4 Responses to “Don’t be Blindsided by New CMS CT Radiation Minimization Rules”

  1. CHARLOTTE LASTER says:

    Do the Critical Access Hospitals have to adhere to NEMA XT-29? Someone told me that they didn’t. Please let me know.

    • Chase Black says:

      Hi Charlotte, I have been searching through all of the CMS rules for about 3 hours now and you would think that they would at least mention whether CAH’s are affected by the new rule – I haven’t found mention of it yet though.
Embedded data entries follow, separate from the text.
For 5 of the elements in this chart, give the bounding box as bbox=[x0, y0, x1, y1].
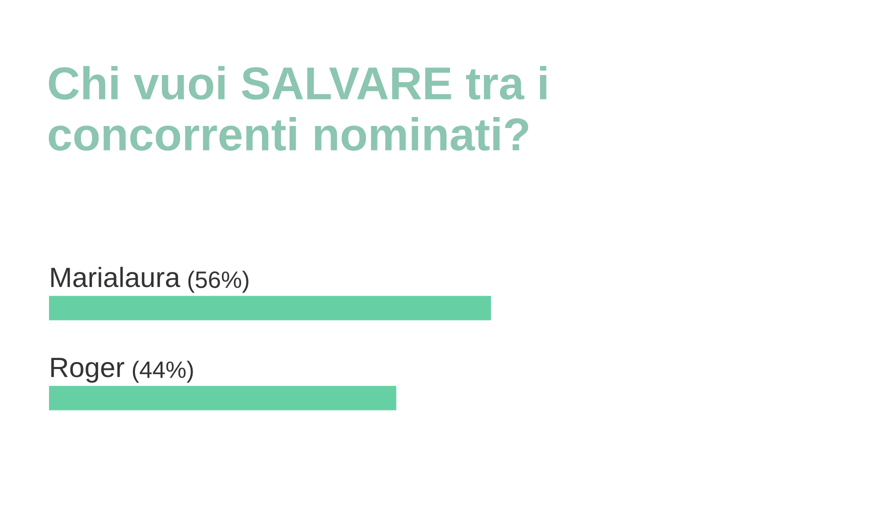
data-label: (56%) bbox=[188, 270, 248, 293]
y-tick-label: Marialaura bbox=[51, 266, 180, 288]
data-label: (44%) bbox=[132, 360, 193, 383]
y-tick-label: Roger bbox=[51, 358, 124, 383]
chart-title: Chi vuoi SALVARE tra i concorrenti nominati? bbox=[48, 66, 546, 151]
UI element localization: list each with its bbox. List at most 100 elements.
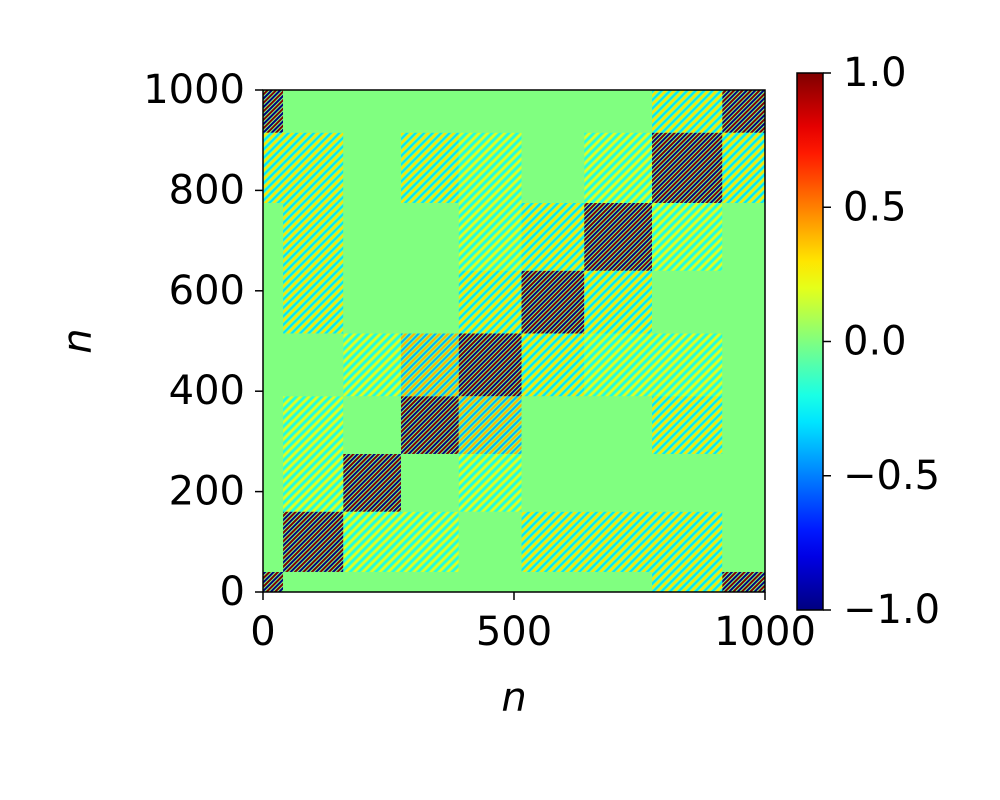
heatmap-cell (343, 511, 402, 572)
heatmap-cell (584, 571, 653, 592)
heatmap-cell (521, 90, 585, 133)
y-tick-label: 600 (169, 268, 245, 314)
heatmap-cell (343, 202, 402, 271)
heatmap-cell (584, 396, 653, 454)
heatmap-cells (263, 90, 765, 592)
heatmap-cell (521, 511, 585, 572)
colorbar-tick-label: −0.5 (843, 453, 940, 499)
heatmap-cell (458, 333, 522, 397)
colorbar (796, 72, 824, 611)
heatmap-cell (263, 132, 284, 203)
heatmap-cell (283, 270, 344, 334)
heatmap-cell (652, 453, 723, 512)
heatmap-cell (343, 571, 402, 592)
heatmap-cell (343, 132, 402, 203)
heatmap-cell (458, 453, 522, 512)
y-tick-label: 200 (169, 469, 245, 515)
heatmap-cell (722, 571, 765, 592)
heatmap-cell (283, 132, 344, 203)
y-tick-label: 800 (169, 167, 245, 213)
heatmap-cell (401, 90, 459, 133)
heatmap-cell (263, 453, 284, 512)
y-tick-label: 1000 (143, 67, 245, 113)
heatmap-cell (458, 571, 522, 592)
heatmap-cell (401, 453, 459, 512)
colorbar-tick-label: 0.5 (843, 184, 907, 230)
heatmap-cell (283, 90, 344, 133)
y-tick-label: 400 (169, 368, 245, 414)
heatmap-cell (401, 202, 459, 271)
heatmap-cell (521, 132, 585, 203)
heatmap-cell (722, 132, 765, 203)
heatmap-cell (584, 132, 653, 203)
heatmap-cell (584, 90, 653, 133)
heatmap-cell (722, 396, 765, 454)
heatmap-cell (652, 396, 723, 454)
heatmap-cell (722, 270, 765, 334)
heatmap-cell (652, 333, 723, 397)
heatmap-cell (584, 453, 653, 512)
colorbar-tick-label: 0.0 (843, 319, 907, 365)
heatmap-cell (521, 453, 585, 512)
heatmap-cell (263, 202, 284, 271)
heatmap-cell (343, 333, 402, 397)
heatmap-cell (722, 90, 765, 133)
heatmap-cell (343, 453, 402, 512)
x-tick-label: 0 (250, 609, 275, 655)
y-tick-label: 0 (220, 569, 245, 615)
heatmap-cell (652, 90, 723, 133)
heatmap-cell (521, 396, 585, 454)
colorbar-tick-label: −1.0 (843, 587, 940, 633)
heatmap-cell (458, 132, 522, 203)
heatmap-cell (584, 270, 653, 334)
heatmap-cell (521, 270, 585, 334)
x-tick-label: 500 (476, 609, 552, 655)
heatmap-cell (401, 396, 459, 454)
heatmap-cell (584, 333, 653, 397)
heatmap-cell (722, 202, 765, 271)
heatmap-cell (722, 511, 765, 572)
heatmap-cell (401, 333, 459, 397)
x-tick-label: 1000 (714, 609, 816, 655)
heatmap-cell (652, 202, 723, 271)
heatmap-cell (343, 396, 402, 454)
x-axis-label: n (501, 675, 526, 721)
y-axis-label: n (55, 328, 101, 353)
heatmap-cell (283, 202, 344, 271)
heatmap-cell (263, 571, 284, 592)
heatmap-cell (343, 90, 402, 133)
heatmap-cell (458, 202, 522, 271)
heatmap-cell (263, 396, 284, 454)
heatmap-cell (458, 90, 522, 133)
heatmap-cell (401, 132, 459, 203)
heatmap-cell (521, 333, 585, 397)
heatmap-cell (263, 270, 284, 334)
heatmap-cell (458, 511, 522, 572)
heatmap-cell (401, 571, 459, 592)
heatmap-cell (652, 511, 723, 572)
heatmap-cell (458, 396, 522, 454)
heatmap-cell (652, 571, 723, 592)
heatmap-cell (283, 333, 344, 397)
heatmap-cell (263, 90, 284, 133)
heatmap-cell (584, 202, 653, 271)
heatmap-cell (584, 511, 653, 572)
heatmap-cell (263, 511, 284, 572)
heatmap-cell (722, 453, 765, 512)
heatmap-cell (283, 571, 344, 592)
heatmap-cell (283, 453, 344, 512)
heatmap-cell (401, 511, 459, 572)
heatmap-cell (652, 270, 723, 334)
heatmap-cell (652, 132, 723, 203)
heatmap-cell (521, 571, 585, 592)
heatmap-cell (401, 270, 459, 334)
heatmap-cell (283, 511, 344, 572)
heatmap-cell (343, 270, 402, 334)
heatmap-cell (521, 202, 585, 271)
heatmap-cell (283, 396, 344, 454)
heatmap-cell (722, 333, 765, 397)
heatmap-cell (458, 270, 522, 334)
heatmap-cell (263, 333, 284, 397)
colorbar-tick-label: 1.0 (843, 50, 907, 96)
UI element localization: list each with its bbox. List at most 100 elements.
I did find this article by a Siemen’s representative that states XR-29 will affect “non-critical access hospitals and other OP testing centers.” If you find anything additional within the CMS documentation, please share it with me (cblack@wchnh.org).

      Thanks,
      Chase

      http://www.cassling.com/news-room/mita-smart-dose-ct-standard-drives-dose-reduction-features

  2. Allan Noordvyk says:

    Hi Charlotte,

    Good question.

    Unfortunately, even after a fair amount of reading, I don’t have a good answer.

    Here is some of the HR 4302 legislation as written, with a link to the full text:
    SEC. 218. QUALITY INCENTIVES FOR COMPUTED TOMOGRAPHY DIAGNOSTIC IMAGING AND PROMOTING EVIDENCE-BASED CARE.
    ‘‘(p) QUALITY INCENTIVES TO PROMOTE PATIENT SAFETY AND PUBLIC HEALTH IN COMPUTED TOMOGRAPHY.—
    ‘‘(1) QUALITY INCENTIVES.—In the case of an applicable computed tomography service (as defined in paragraph (2)) for which payment is made under an applicable payment system (as defined in paragraph (3)) and that is furnished on or after January 1, 2016, using equipment that is not consistent with the CT equipment standard (described in paragraph (4)), the payment amount for such service shall be reduced by the
    applicable percentage (as defined in paragraph (5)).
    ‘‘(3) APPLICABLE PAYMENT SYSTEM DEFINED.—In this subsection, the term ‘applicable payment system’ means the following:
    ‘‘(A) The technical component and the technical component of the global fee under the fee schedule established under section 1848(b).
    ‘‘(B) The prospective payment system for hospital outpatient department services under section 1833(t).
    http://www.gpo.gov/fdsys/pkg/BILLS-113hr4302enr/pdf/BILLS-113hr4302enr.pdf

    As you can see A and B above only reference the technical component of the physician fee schedule and outpatient prospective payments systems.

    This might be a good time to bring in your institution’s CMS compliance officer and get their opinion.

  3. B Durant says:

    What about a hospital that has one complaint scanner and one that is non-complaint? How do you differentiate or will the reduction be across the board?